Where you, your family, and your world stand in our current geological age
Lily Song ASSOCIATE FEATURES EDITOR
Image: BLOGTO
Can something be horrific and beautiful at the same time? Can something be poisonous and desirable at the same time? If you’d like to know more and dare to experience this yourself, I guarantee you that there is a place where you will get the results you want — Anthropocene.
From September 28, 2018 to January 6, 2019, for a limited time only, the Art Gallery of Ontario (AGO) will be hosting its new exhibition for the season: Anthropocene. Keep in mind that AGO’s weekly free Wednesday evenings do not include this special gallery, and university students should expect to pay a regular $25 admission fee for this event. Check the time slots ahead of time on the AGO’s Anthropocene website too, because specific hours of some days may be already sold out or are only available to purchase online. This event is high in demand, so try to go as early as possible and purchase tickets as fast as you can if you decide to go!
Despite living in Toronto, I seldom went to visit the AGO in the past decade. It was always at the back of my mind but it was never on the top of my list, and my lack of an artistic background didn’t help me with any constant pursuit of the aesthetic enjoyment I was looking for. But all it took for me to get up and make my way to the AGO in the middle of the semester was a single bus stop advertisement at St. George and Harbord — a photograph of a tiny red crane mining a huge mountain of Carrara marble in the Italian Alps one block at a time with the caption something along the line of, “After all, you helped to create it.”
I surprised myself that I instinctively liked the aesthetics of the advertisement, then proceeded to be confused about why and how I could possibly find a mining site appealing. I wanted to find out more, and that’s where my adventure to Anthropocene began.
The special section for Anthropocene is located on the second floor of the AGO, where works of Edward Burtynsky, Jennifer Baichwal, and Nicholas de Pencier are displayed in three connected rooms. They include photographs from all over the globe, film installations that suit some landscapes better than photos, and even augmented reality (AR) through Anthropocene’s own smartphone app called AVARA. You can download AVARA before your visit and use your own device to access their AR, but if you don’t want to for whatever reason, they have fully charged iPads on the shelves around the exhibition for you to pick up and use the app.
Overall, they showcased 30 photographs and film installations, including the world’s longest railway tunnel through the Swiss Alps totalling 57 kilometres.

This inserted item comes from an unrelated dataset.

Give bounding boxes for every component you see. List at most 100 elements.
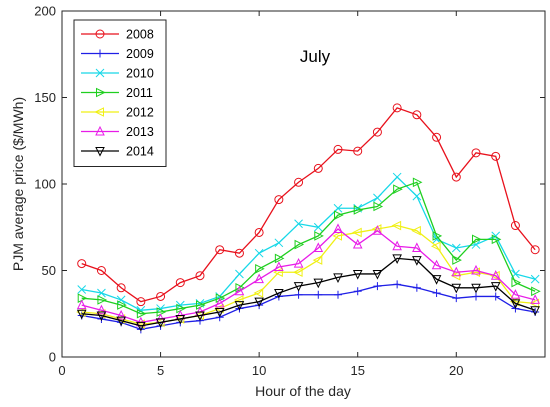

There are three augmented installations — a pile of ivory tusks, the last male northern white rhino, and the endangered second-largest Douglas fir tree all at or near actual size.
I realized that Anthropocene is a great step toward environmental justice for the city of Toronto, because it instills emotion into audiences like me who may have felt previous indifference toward issues on planetary destruction. I had finally faced the grim reality of manmade pollution that many citizens of first-world countries instinctively choose to ignore, due to the irresistible beauty of the artworks that renders its audience defenceless.
Also, environmental justice is not only about the environment. It ties into social justice, because while it is developed countries who are mainly creating world pollution, it is countries such as Kenya, Nigeria, Malaysia, and Chile that are paying the price with constant droughts, tsunamis, and growing numbers of deserts.
The best part of my trip is that I was able to create my own interpretations, because all that is displayed in the gallery are just photographed artworks with their titles, followed by small paragraphs on factual information on where, when, and who they were taken by.
If you are curious and wondering where all of my enthusiasm is coming from, give Anthropocene a chance for a great way to spend your day off or weekend! I’ll leave you with a quote from all three artists to fuel your curiosity: “Our ambition is for the work to be revelatory, not accusatory, as we examine human influence on the Earth both on a planetary scale and in geological time. The shifting of consciousness is the beginning of change.”